Her voice was stern now. He feared he had angered her, but saw that she was struggling with many emotions.

“My family’s had a shit year,” she said, then stopped to gather herself.

“You need not speak if it brings you pain,” he said.

“No, I want to,” she said. She started again, speaking slowly, carefully: “We’ve had a shit year. There was nothing we could do about it, but there is something we can do about you. So we’re going to help you, no matter what you say—or how weirdly you say it.”

X searched her mind to see if her will was as strong as it seemed. He moved slowly, feeling his way into her thoughts, like he was parting branches. Almost immediately, she shivered and shot him a warning look.

“Stop it,” she said. “There will be no mind-melding—or whatever that is. You have to promise. Not with me or my family.”

“I give you my word,” he said. He added—he was not sure if he should—“And I have never been able to do it with anyone but you.”

This seemed to surprise her, and she smiled.

The awkwardness was lifting, dissipating like smoke.

“What will you call me?” he said.

“I’ll think of something,” she said.

The front door slammed in the distance—a dead sound with no echo. X turned to watch Jonah and his mother cross the drive. Jonah ran excitedly. He was carrying a round, red sled. He was holding it in front of him, like a shield.

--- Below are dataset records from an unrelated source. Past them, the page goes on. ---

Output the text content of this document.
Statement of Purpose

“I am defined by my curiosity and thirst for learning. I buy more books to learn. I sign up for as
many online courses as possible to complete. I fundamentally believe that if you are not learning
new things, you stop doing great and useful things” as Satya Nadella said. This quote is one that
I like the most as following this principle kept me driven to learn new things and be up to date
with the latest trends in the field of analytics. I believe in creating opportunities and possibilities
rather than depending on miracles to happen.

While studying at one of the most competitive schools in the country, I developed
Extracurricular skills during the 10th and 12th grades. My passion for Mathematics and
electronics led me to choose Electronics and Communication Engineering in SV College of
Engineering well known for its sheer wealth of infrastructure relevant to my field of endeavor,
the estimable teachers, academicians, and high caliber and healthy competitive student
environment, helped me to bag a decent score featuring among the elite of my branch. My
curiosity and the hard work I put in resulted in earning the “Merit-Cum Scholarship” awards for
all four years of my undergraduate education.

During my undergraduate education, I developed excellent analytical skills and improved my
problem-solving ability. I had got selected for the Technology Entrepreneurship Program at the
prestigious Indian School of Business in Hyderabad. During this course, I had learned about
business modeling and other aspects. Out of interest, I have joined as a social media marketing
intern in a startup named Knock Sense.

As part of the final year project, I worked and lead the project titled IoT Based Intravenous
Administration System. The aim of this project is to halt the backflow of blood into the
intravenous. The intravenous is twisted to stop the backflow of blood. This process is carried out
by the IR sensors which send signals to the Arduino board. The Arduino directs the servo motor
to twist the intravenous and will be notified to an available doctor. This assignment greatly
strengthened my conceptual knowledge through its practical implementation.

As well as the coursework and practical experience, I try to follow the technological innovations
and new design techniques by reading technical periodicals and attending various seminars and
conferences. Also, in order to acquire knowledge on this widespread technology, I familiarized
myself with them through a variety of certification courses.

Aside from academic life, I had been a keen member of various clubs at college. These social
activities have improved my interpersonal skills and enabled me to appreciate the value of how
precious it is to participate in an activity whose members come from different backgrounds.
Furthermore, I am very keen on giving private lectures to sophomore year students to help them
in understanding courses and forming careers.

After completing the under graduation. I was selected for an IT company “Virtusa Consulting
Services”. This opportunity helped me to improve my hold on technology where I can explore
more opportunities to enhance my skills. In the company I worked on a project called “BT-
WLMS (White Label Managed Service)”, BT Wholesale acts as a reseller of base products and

Together, they pulled X to the house. With every bump and jolt, he arched his back in agony. Once inside, they maneuvered the sled through the kitchen, then the living room. Zoe and her mom tugged at the rope, while Jonah cleared the path and shouted frantic, sometimes contradictory, instructions.

At the bottom of the staircase, they managed to get X to his feet, like a team of workers lifting a statue. Zoe and her mother held his arms to steady him, and Jonah shoved as hard as he could from behind to prevent him from toppling backward. After five nerve-wracking minutes, they reached the landing. Jonah wanted X to sleep in his room with him, and when his mother hesitated, he began chanting, “Sleepover! Sleepover! Sleepover!” In the end, it was decided that X would sleep in Jonah’s bed, even though it was small and shaped like a ladybug. The Bissells would all share the floor. The mother didn’t want her children alone with him.